Because of the environmental hazard, polysilicon companies in the developed world are trying to recycle the compound, putting it back into the production process. But the high investment costs and time, not to mention the enormous energy consumption required for heating the substance to more than 1800 degrees Fahrenheit for the recycling, have discouraged many factories in China from doing the same. Other solar plants in China have never bothered to install the technology required.
So why should we care what happens in China – it could never happen here, right? Do I need to remind you of the fact that the electronics industry generated 2.6 million tons of waste in 2005, most of which was ditched in landfills or incinerators, or shipped to developing nations for disposal where that waste leached into ground water, harming the environment and people. There are quite a few disreputable people in this country that wouldn’t have any problem with dumping these toxic waste if it meant making a buck. It has happened before and it will happen again.

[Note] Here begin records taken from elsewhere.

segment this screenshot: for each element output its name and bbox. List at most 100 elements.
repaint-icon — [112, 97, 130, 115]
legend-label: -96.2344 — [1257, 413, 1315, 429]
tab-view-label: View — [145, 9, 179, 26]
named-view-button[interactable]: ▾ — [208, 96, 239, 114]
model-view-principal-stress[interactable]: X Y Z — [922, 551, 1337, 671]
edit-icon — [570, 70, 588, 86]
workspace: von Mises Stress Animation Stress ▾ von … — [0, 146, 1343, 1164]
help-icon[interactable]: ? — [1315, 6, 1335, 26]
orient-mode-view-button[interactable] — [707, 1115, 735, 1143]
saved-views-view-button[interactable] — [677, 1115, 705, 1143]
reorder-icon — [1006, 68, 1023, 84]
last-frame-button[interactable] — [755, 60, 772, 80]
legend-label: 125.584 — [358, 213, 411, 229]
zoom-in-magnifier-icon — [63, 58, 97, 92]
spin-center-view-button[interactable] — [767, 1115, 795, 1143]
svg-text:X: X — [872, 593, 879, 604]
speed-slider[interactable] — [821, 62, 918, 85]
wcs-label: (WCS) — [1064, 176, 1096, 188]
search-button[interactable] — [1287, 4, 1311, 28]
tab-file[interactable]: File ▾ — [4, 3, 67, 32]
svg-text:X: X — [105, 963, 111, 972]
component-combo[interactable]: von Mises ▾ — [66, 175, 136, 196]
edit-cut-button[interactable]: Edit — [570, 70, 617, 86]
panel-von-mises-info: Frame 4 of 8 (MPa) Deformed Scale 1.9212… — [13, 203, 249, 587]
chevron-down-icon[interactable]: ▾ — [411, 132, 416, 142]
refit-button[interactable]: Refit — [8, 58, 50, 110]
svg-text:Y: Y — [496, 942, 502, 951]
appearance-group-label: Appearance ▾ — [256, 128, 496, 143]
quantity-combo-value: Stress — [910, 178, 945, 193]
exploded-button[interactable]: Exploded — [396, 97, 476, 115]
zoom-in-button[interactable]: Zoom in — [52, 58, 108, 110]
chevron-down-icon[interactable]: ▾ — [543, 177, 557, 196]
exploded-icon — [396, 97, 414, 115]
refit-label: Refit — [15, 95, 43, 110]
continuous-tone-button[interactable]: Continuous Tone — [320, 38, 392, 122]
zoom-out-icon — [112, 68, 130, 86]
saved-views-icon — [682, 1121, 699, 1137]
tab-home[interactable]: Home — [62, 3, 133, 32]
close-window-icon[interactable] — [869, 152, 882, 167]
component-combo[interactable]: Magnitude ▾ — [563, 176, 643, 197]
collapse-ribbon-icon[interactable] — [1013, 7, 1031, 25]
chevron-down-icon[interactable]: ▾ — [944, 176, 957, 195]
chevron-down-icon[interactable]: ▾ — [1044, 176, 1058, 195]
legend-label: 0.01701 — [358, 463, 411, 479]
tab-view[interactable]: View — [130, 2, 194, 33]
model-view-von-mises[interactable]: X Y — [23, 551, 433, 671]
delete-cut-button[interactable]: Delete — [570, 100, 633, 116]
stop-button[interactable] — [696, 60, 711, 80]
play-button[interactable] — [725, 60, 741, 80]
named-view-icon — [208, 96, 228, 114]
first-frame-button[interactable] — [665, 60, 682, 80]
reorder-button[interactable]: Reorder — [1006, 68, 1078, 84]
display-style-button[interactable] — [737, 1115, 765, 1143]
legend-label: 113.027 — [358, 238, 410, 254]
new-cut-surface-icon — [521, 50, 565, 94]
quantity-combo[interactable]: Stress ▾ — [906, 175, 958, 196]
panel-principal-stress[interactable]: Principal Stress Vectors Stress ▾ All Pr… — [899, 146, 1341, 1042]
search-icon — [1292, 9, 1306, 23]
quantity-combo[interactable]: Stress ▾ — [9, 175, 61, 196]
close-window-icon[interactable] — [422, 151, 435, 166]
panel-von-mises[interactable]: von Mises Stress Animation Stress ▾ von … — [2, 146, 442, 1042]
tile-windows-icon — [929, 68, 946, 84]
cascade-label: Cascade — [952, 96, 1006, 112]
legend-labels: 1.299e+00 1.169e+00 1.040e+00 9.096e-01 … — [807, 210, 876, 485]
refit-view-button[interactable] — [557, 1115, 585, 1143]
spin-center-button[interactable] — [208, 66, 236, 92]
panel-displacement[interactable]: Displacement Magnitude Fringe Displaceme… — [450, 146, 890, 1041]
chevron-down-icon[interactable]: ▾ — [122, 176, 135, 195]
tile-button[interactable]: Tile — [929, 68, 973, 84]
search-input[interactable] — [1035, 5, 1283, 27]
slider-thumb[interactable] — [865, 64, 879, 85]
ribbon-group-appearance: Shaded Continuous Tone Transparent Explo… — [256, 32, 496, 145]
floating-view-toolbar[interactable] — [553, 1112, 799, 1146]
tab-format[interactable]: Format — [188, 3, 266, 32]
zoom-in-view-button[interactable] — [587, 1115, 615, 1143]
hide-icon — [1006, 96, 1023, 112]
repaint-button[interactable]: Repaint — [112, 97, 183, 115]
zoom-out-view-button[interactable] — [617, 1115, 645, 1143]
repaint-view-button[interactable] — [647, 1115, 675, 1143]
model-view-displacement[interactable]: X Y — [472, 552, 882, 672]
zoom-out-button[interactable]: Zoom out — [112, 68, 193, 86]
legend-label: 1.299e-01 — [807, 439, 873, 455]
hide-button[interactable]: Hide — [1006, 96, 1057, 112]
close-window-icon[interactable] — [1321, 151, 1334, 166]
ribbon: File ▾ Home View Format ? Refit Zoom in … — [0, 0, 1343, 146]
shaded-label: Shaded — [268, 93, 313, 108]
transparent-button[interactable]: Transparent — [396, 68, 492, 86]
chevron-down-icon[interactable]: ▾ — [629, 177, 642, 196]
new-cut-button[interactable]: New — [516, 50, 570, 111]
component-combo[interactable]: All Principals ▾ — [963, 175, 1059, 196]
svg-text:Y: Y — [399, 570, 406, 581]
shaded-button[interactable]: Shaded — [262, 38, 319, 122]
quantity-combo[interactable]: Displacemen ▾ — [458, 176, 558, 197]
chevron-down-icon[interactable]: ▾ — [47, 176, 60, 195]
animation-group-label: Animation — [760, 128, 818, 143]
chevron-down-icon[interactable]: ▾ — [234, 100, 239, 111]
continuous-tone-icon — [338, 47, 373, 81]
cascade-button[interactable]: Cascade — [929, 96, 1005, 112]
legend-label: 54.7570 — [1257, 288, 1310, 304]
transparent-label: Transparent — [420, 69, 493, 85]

In addition to the transportation of hazard waste, the manufacture of solar panels emits greenhouse gases. Electricity is used to manufacture solar panels, resulting in greenhouse gases — and some other kinds of emissions stem from solar panel production as well. There is trace gases like nitrogen trifluoride, or NF3, a greenhouse gas 17,000 times more potent than carbon dioxide. NF3 is commonly used in the manufacture of electronics and some solar panels. The gas is confined but a fraction often escapes during the process.
In October, 2008 Ray Weiss, a professor of geochemistry at Scripps Institute of Oceanography, and other scientists found NF3 levels were increasing at 11 percent each year, although they cause is unclear. Production of some other panels involves another gas called sulfur hexafluoride — the most potent greenhouse gas known to science.
Don’t get me wrong – 20 to 30 years down the road I myself may have solar panels. But I refuse to be “guilted” into installing something that only tilts slightly toward “green.” I prefer to wait until safeguards have been installed to protect the planet from the pollution that production generates and an effective, required means to recycle the panels once their life span has ended.
Government has once again put the cart before the horse in falling in line with the United Nations global warming scam.